Conventional displays are composed of “subpixel” stripes of red, green, and blue. To illuminate a set of white and black lines using this scheme, the first red, green, and blue stripes would be turned on to create the white line, and the next set of red, green, and blue stripes would be turned off to create the black. In total, six stripes are required to create a pair of white and black lines.

Pentile uses only two main subpixel stripes: a green stripe and a second stripe that alternates between red and blue. (The green stripe is only half as tall as the alternating stripe.) To make a set of white and black lines, a green stripe and an alternating stripe are turned on while the next two lines are turned off.

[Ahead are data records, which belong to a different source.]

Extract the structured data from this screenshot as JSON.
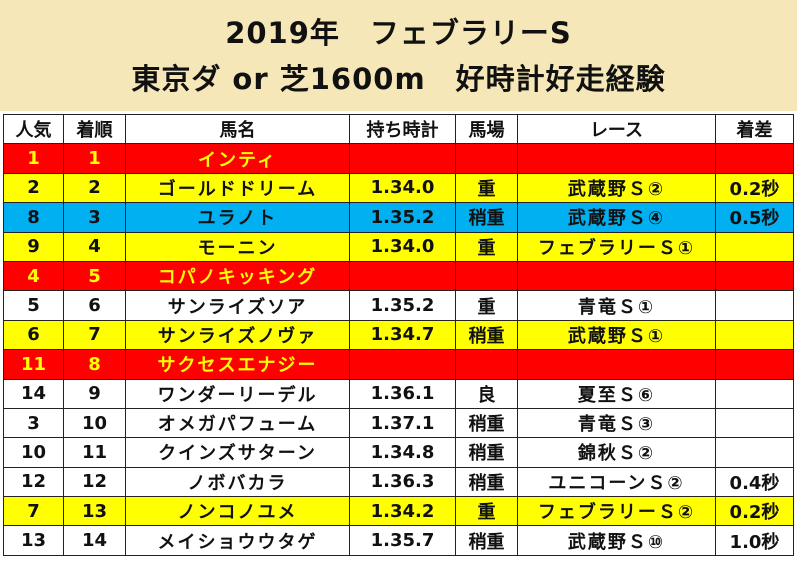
{
  "title": {
    "line1": "2019年　フェブラリーS",
    "line2": "東京ダ or 芝1600m　好時計好走経験"
  },
  "headers": [
    "人気",
    "着順",
    "馬名",
    "持ち時計",
    "馬場",
    "レース",
    "着差"
  ],
  "rows": [
    {
      "style": "red",
      "pop": "1",
      "rank": "1",
      "name": "インティ",
      "time": "",
      "going": "",
      "race": "",
      "margin": ""
    },
    {
      "style": "yellow",
      "pop": "2",
      "rank": "2",
      "name": "ゴールドドリーム",
      "time": "1.34.0",
      "going": "重",
      "race": "武蔵野Ｓ②",
      "margin": "0.2秒"
    },
    {
      "style": "blue",
      "pop": "8",
      "rank": "3",
      "name": "ユラノト",
      "time": "1.35.2",
      "going": "稍重",
      "race": "武蔵野Ｓ④",
      "margin": "0.5秒"
    },
    {
      "style": "yellow",
      "pop": "9",
      "rank": "4",
      "name": "モーニン",
      "time": "1.34.0",
      "going": "重",
      "race": "フェブラリーＳ①",
      "margin": ""
    },
    {
      "style": "red",
      "pop": "4",
      "rank": "5",
      "name": "コパノキッキング",
      "time": "",
      "going": "",
      "race": "",
      "margin": ""
    },
    {
      "style": "white",
      "pop": "5",
      "rank": "6",
      "name": "サンライズソア",
      "time": "1.35.2",
      "going": "重",
      "race": "青竜Ｓ①",
      "margin": ""
    },
    {
      "style": "yellow",
      "pop": "6",
      "rank": "7",
      "name": "サンライズノヴァ",
      "time": "1.34.7",
      "going": "稍重",
      "race": "武蔵野Ｓ①",
      "margin": ""
    },
    {
      "style": "red",
      "pop": "11",
      "rank": "8",
      "name": "サクセスエナジー",
      "time": "",
      "going": "",
      "race": "",
      "margin": ""
    },
    {
      "style": "white",
      "pop": "14",
      "rank": "9",
      "name": "ワンダーリーデル",
      "time": "1.36.1",
      "going": "良",
      "race": "夏至Ｓ⑥",
      "margin": ""
    },
    {
      "style": "white",
      "pop": "3",
      "rank": "10",
      "name": "オメガパフューム",
      "time": "1.37.1",
      "going": "稍重",
      "race": "青竜Ｓ③",
      "margin": ""
    },
    {
      "style": "white",
      "pop": "10",
      "rank": "11",
      "name": "クインズサターン",
      "time": "1.34.8",
      "going": "稍重",
      "race": "錦秋Ｓ②",
      "margin": ""
    },
    {
      "style": "white",
      "pop": "12",
      "rank": "12",
      "name": "ノボバカラ",
      "time": "1.36.3",
      "going": "稍重",
      "race": "ユニコーンＳ②",
      "margin": "0.4秒"
    },
    {
      "style": "yellow",
      "pop": "7",
      "rank": "13",
      "name": "ノンコノユメ",
      "time": "1.34.2",
      "going": "重",
      "race": "フェブラリーＳ②",
      "margin": "0.2秒"
    },
    {
      "style": "white",
      "pop": "13",
      "rank": "14",
      "name": "メイショウウタゲ",
      "time": "1.35.7",
      "going": "稍重",
      "race": "武蔵野Ｓ⑩",
      "margin": "1.0秒"
    }
  ]
}
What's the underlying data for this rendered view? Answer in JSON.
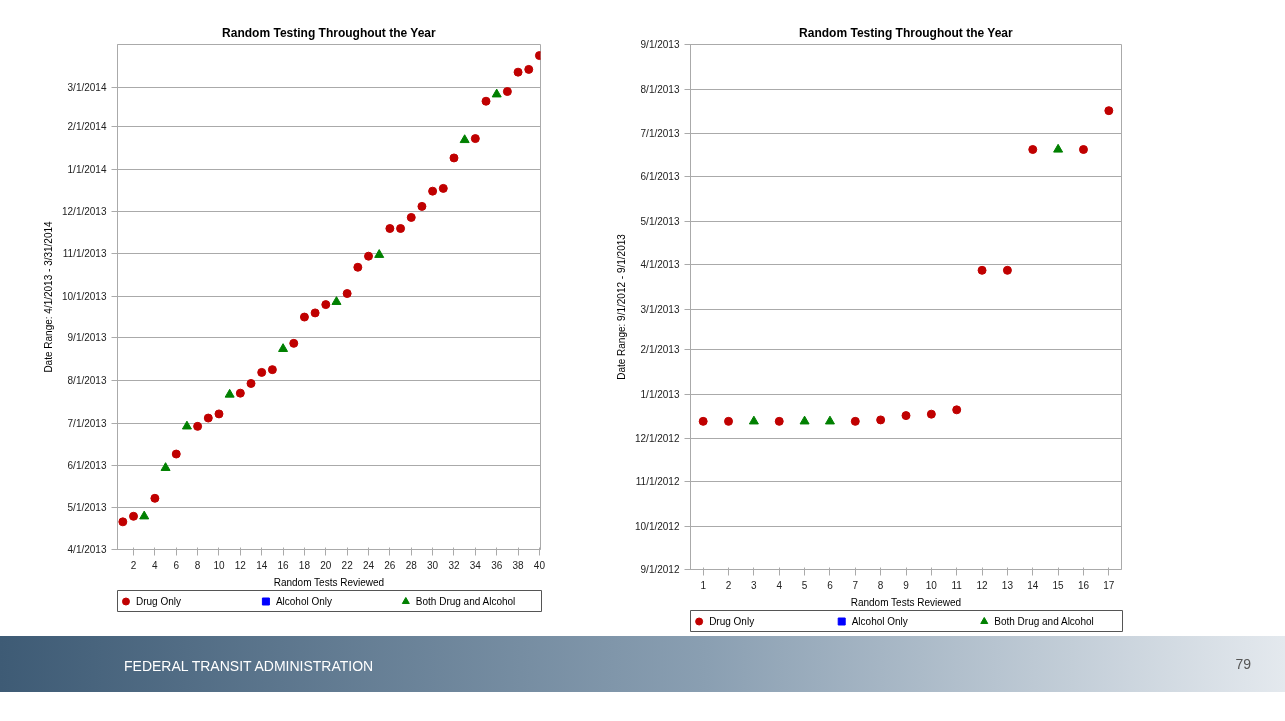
{
  "chart_data": [
    {
      "type": "scatter",
      "orientation": "horizontal",
      "title": "Random Testing Throughout the Year",
      "xlabel": "Random Tests Reviewed",
      "ylabel": "Date Range: 4/1/2013 - 3/31/2014",
      "xlim": [
        0.5,
        40.1
      ],
      "xticks": [
        2,
        4,
        6,
        8,
        10,
        12,
        14,
        16,
        18,
        20,
        22,
        24,
        26,
        28,
        30,
        32,
        34,
        36,
        38,
        40
      ],
      "ylim": [
        "2013-04-01",
        "2014-04-01"
      ],
      "yticks": [
        {
          "value": "2013-04-01",
          "label": "4/1/2013"
        },
        {
          "value": "2013-05-01",
          "label": "5/1/2013"
        },
        {
          "value": "2013-06-01",
          "label": "6/1/2013"
        },
        {
          "value": "2013-07-01",
          "label": "7/1/2013"
        },
        {
          "value": "2013-08-01",
          "label": "8/1/2013"
        },
        {
          "value": "2013-09-01",
          "label": "9/1/2013"
        },
        {
          "value": "2013-10-01",
          "label": "10/1/2013"
        },
        {
          "value": "2013-11-01",
          "label": "11/1/2013"
        },
        {
          "value": "2013-12-01",
          "label": "12/1/2013"
        },
        {
          "value": "2014-01-01",
          "label": "1/1/2014"
        },
        {
          "value": "2014-02-01",
          "label": "2/1/2014"
        },
        {
          "value": "2014-03-01",
          "label": "3/1/2014"
        }
      ],
      "grid": "y",
      "legend": "bottom",
      "series": [
        {
          "name": "Drug Only",
          "color": "#c00000",
          "marker": "circle",
          "values": [
            1,
            2,
            4,
            6,
            8,
            9,
            10,
            12,
            13,
            14,
            15,
            17,
            18,
            19,
            20,
            22,
            23,
            24,
            26,
            27,
            28,
            29,
            30,
            31,
            32,
            34,
            35,
            37,
            38,
            39,
            40
          ],
          "x": [
            "2013-04-21",
            "2013-04-25",
            "2013-05-08",
            "2013-06-09",
            "2013-06-29",
            "2013-07-05",
            "2013-07-08",
            "2013-07-23",
            "2013-07-30",
            "2013-08-07",
            "2013-08-09",
            "2013-08-28",
            "2013-09-16",
            "2013-09-19",
            "2013-09-25",
            "2013-10-03",
            "2013-10-22",
            "2013-10-30",
            "2013-11-19",
            "2013-11-19",
            "2013-11-27",
            "2013-12-05",
            "2013-12-16",
            "2013-12-18",
            "2014-01-09",
            "2014-01-23",
            "2014-02-19",
            "2014-02-26",
            "2014-03-12",
            "2014-03-14",
            "2014-03-24"
          ]
        },
        {
          "name": "Alcohol Only",
          "color": "#0000ff",
          "marker": "square"
        },
        {
          "name": "Both Drug and Alcohol",
          "color": "#008000",
          "marker": "triangle",
          "values": [
            3,
            5,
            7,
            11,
            16,
            21,
            25,
            33,
            36
          ],
          "x": [
            "2013-04-25",
            "2013-05-30",
            "2013-06-29",
            "2013-07-22",
            "2013-08-24",
            "2013-09-27",
            "2013-10-31",
            "2014-01-22",
            "2014-02-24"
          ]
        }
      ],
      "annotations": [
        "FEDERAL TRANSIT ADMINISTRATION",
        "79"
      ]
    },
    {
      "type": "scatter",
      "orientation": "horizontal",
      "title": "Random Testing Throughout the Year",
      "xlabel": "Random Tests Reviewed",
      "ylabel": "Date Range: 9/1/2012 - 9/1/2013",
      "xlim": [
        0.5,
        17.5
      ],
      "xticks": [
        1,
        2,
        3,
        4,
        5,
        6,
        7,
        8,
        9,
        10,
        11,
        12,
        13,
        14,
        15,
        16,
        17
      ],
      "ylim": [
        "2012-09-01",
        "2013-09-01"
      ],
      "yticks": [
        {
          "value": "2012-09-01",
          "label": "9/1/2012"
        },
        {
          "value": "2012-10-01",
          "label": "10/1/2012"
        },
        {
          "value": "2012-11-01",
          "label": "11/1/2012"
        },
        {
          "value": "2012-12-01",
          "label": "12/1/2012"
        },
        {
          "value": "2013-01-01",
          "label": "1/1/2013"
        },
        {
          "value": "2013-02-01",
          "label": "2/1/2013"
        },
        {
          "value": "2013-03-01",
          "label": "3/1/2013"
        },
        {
          "value": "2013-04-01",
          "label": "4/1/2013"
        },
        {
          "value": "2013-05-01",
          "label": "5/1/2013"
        },
        {
          "value": "2013-06-01",
          "label": "6/1/2013"
        },
        {
          "value": "2013-07-01",
          "label": "7/1/2013"
        },
        {
          "value": "2013-08-01",
          "label": "8/1/2013"
        },
        {
          "value": "2013-09-01",
          "label": "9/1/2013"
        }
      ],
      "grid": "y",
      "legend": "bottom",
      "series": [
        {
          "name": "Drug Only",
          "color": "#c00000",
          "marker": "circle",
          "values": [
            1,
            2,
            4,
            7,
            8,
            9,
            10,
            11,
            12,
            13,
            14,
            16,
            17
          ],
          "x": [
            "2012-12-13",
            "2012-12-13",
            "2012-12-13",
            "2012-12-13",
            "2012-12-14",
            "2012-12-17",
            "2012-12-18",
            "2012-12-21",
            "2013-03-28",
            "2013-03-28",
            "2013-06-20",
            "2013-06-20",
            "2013-07-17"
          ]
        },
        {
          "name": "Alcohol Only",
          "color": "#0000ff",
          "marker": "square"
        },
        {
          "name": "Both Drug and Alcohol",
          "color": "#008000",
          "marker": "triangle",
          "values": [
            3,
            5,
            6,
            15
          ],
          "x": [
            "2012-12-13",
            "2012-12-13",
            "2012-12-13",
            "2013-06-20"
          ]
        }
      ]
    }
  ]
}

As a result, only four lines are required to create the black and white stripes. “We actually only used two-thirds of the number of pixels to have the same effect on resolution,” Pollack says.

This means that more pixels can be packed into the same display area, increasing the resolution without draining the power or adversely affecting the display’s lifetime, says Barry Young, an analyst at research firm Display Search. “The consumer can see the difference in an OLED display because of brightness,” he says. And increasing the resolution without increasing the handheld’s power consumption will be attractive to consumers.

Sample displays should be available in the first part of 2008, with mass production beginning later that year. Pollack says that initially, the high-resolution displays will cost an unspecified amount more, but as manufacturing increases, the price will drop.